On 19 November 2012, clashes erupted between the YPG and other rebels in Ras al-Ayn, with Hilali's group joining the fight against the YPG, resulting in 4 of his fighters being killed on the first day. By March 2013, the Mashaal Brigade numbered around 50 fighters, including between 10 and 36 in Ras al-Ayn, 25 in Tell Abyad, and 10 in Tell Hamis. The fighters included an Iraqi who fought against the United States Armed Forces in Fallujah as part of Jeish Muhammad. The Firat News Agency (ANF), affiliated with the Democratic Union Party (PYD), which oversaw the YPG, called Hilali and members of his group terrorists and mercenaries, and accused him of allying with Islamist extremist groups and facilitating their entry into Kurdish areas. The ANF also claimed that many Kurdish youth defected from the Mashaal Brigade and joined the YPG. Hilali denied cooperation with al-Qaeda's al-Nusra Front, whose headquarters was a street away from his, and claimed that his group only worked with the FSA's Hasaka Revolutionary Military Council. The HRMC negotiated a ceasefire with the YPG on 17 February, but tensions between the Mashaal Brigade and the YPG remained high. In July, fighting in Ras al-Ayn renewed, and the YPG expelled al-Nusra and other rebel groups, including the Mashaal Brigade, from the city. Ras al-Ayn then became a flashpoint of the conflict between the Kurdish YPG and its allies on one side and al-Nusra, the Islamic State of Iraq and the Levant (ISIL), and other Salafi jihadist militant groups on the other.

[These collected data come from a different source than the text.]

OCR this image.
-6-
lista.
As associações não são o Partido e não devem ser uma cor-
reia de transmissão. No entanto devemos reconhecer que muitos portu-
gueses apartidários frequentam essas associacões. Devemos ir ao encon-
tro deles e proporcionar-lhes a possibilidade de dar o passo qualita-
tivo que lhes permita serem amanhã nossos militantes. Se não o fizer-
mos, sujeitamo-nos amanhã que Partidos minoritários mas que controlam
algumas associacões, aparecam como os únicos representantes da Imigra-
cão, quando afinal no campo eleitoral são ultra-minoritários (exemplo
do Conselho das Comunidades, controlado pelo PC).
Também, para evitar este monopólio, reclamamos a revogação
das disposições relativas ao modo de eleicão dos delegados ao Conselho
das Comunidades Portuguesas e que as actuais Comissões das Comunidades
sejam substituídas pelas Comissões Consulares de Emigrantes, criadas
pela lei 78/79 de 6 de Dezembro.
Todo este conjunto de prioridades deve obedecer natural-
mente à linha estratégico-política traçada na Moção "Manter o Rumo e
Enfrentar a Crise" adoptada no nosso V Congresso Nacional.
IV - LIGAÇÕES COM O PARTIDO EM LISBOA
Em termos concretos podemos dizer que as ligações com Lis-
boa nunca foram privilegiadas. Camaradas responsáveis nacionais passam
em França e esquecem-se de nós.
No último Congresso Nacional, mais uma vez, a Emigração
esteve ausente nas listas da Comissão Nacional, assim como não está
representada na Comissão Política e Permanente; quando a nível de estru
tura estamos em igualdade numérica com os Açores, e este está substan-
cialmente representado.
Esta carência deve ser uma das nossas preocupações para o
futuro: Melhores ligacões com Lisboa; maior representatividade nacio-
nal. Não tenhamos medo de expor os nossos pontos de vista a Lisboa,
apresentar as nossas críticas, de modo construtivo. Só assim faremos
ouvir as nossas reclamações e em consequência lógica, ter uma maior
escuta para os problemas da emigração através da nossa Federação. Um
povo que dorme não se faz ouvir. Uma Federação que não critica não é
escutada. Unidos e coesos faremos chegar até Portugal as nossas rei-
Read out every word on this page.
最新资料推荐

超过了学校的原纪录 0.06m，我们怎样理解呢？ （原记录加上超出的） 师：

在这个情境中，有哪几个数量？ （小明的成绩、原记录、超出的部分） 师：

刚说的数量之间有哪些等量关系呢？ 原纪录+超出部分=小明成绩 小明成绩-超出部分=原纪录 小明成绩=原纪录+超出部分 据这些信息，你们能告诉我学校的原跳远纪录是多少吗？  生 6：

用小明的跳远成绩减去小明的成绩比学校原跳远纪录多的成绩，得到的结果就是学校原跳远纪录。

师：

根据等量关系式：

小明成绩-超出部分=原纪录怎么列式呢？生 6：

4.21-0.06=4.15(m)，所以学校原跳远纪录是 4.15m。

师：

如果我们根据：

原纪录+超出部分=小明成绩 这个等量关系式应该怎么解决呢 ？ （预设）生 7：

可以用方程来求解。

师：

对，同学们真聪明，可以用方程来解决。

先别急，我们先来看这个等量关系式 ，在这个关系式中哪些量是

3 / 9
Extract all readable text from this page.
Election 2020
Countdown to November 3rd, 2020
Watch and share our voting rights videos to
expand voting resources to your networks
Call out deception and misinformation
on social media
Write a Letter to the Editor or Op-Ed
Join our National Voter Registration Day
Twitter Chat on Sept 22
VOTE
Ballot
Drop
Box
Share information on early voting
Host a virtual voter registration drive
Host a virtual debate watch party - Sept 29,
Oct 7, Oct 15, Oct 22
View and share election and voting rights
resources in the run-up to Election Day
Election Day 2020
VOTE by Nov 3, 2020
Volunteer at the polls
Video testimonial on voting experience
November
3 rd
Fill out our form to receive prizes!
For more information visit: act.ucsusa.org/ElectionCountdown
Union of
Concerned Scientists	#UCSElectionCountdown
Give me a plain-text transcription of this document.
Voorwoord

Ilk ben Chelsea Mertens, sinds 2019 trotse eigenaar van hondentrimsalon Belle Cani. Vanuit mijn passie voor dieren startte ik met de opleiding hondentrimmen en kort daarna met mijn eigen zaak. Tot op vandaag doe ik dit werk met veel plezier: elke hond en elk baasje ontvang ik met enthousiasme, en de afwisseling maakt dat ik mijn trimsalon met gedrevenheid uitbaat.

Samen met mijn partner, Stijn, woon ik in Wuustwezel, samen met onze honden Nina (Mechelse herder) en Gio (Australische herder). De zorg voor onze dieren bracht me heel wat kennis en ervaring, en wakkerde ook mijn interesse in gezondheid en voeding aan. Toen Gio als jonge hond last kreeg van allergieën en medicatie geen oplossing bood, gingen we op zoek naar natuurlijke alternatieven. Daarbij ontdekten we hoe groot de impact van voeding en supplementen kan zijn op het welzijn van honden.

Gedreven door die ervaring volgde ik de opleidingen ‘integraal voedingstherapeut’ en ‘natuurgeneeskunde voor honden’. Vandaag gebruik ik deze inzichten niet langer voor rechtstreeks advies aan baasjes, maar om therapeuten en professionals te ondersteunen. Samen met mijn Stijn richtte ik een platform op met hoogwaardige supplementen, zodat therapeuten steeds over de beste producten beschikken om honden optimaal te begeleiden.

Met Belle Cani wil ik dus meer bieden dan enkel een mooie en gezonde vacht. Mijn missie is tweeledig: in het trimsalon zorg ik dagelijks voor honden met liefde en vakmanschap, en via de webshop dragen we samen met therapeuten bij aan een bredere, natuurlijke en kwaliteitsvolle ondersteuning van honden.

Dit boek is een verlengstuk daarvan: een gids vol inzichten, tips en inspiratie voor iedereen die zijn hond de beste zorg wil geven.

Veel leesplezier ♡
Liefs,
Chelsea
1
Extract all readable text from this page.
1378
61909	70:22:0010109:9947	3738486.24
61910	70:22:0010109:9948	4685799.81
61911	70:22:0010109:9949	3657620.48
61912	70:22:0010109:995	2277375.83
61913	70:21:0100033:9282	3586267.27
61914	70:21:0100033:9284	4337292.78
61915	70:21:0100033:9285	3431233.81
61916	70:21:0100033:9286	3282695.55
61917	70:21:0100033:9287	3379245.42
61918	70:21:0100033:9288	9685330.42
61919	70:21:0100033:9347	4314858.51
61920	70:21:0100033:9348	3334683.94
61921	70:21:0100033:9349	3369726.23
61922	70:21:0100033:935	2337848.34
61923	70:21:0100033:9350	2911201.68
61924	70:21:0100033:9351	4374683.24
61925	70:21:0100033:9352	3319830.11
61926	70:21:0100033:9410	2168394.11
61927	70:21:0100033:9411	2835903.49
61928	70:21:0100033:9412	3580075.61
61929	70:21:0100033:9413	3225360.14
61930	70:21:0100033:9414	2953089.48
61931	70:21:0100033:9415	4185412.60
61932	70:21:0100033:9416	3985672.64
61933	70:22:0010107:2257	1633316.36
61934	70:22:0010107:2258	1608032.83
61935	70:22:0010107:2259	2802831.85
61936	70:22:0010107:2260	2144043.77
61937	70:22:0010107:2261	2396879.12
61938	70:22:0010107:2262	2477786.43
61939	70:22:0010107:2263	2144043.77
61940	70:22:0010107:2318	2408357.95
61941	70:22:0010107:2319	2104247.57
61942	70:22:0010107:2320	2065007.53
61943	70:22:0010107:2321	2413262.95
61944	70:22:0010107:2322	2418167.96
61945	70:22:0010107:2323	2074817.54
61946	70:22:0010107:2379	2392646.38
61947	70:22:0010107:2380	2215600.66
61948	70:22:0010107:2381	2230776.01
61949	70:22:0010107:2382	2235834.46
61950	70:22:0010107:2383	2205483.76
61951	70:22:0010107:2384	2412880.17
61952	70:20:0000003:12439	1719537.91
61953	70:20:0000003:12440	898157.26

The ANF accused the Mashaal Brigade of meeting with ISIL, al-Nusra, and Ahrar al-Sham in an attempt to capture Rmelan from the YPG on 16 July 2013. After being expelled from Ras al-Ayn, Hilali headed to Raqqa. There, he was captured by ISIL, imprisoned, and tortured for 40 days, reportedly for being too secular. He was released and stayed in the jihadist-controlled town of al-Yaarubiyah, on the northern Iraq–Syria border, for a month. He then returned to Tell Abyad, and was again arrested by ISIL in December 2013. He was once again released and reportedly fled to Graz in Austria.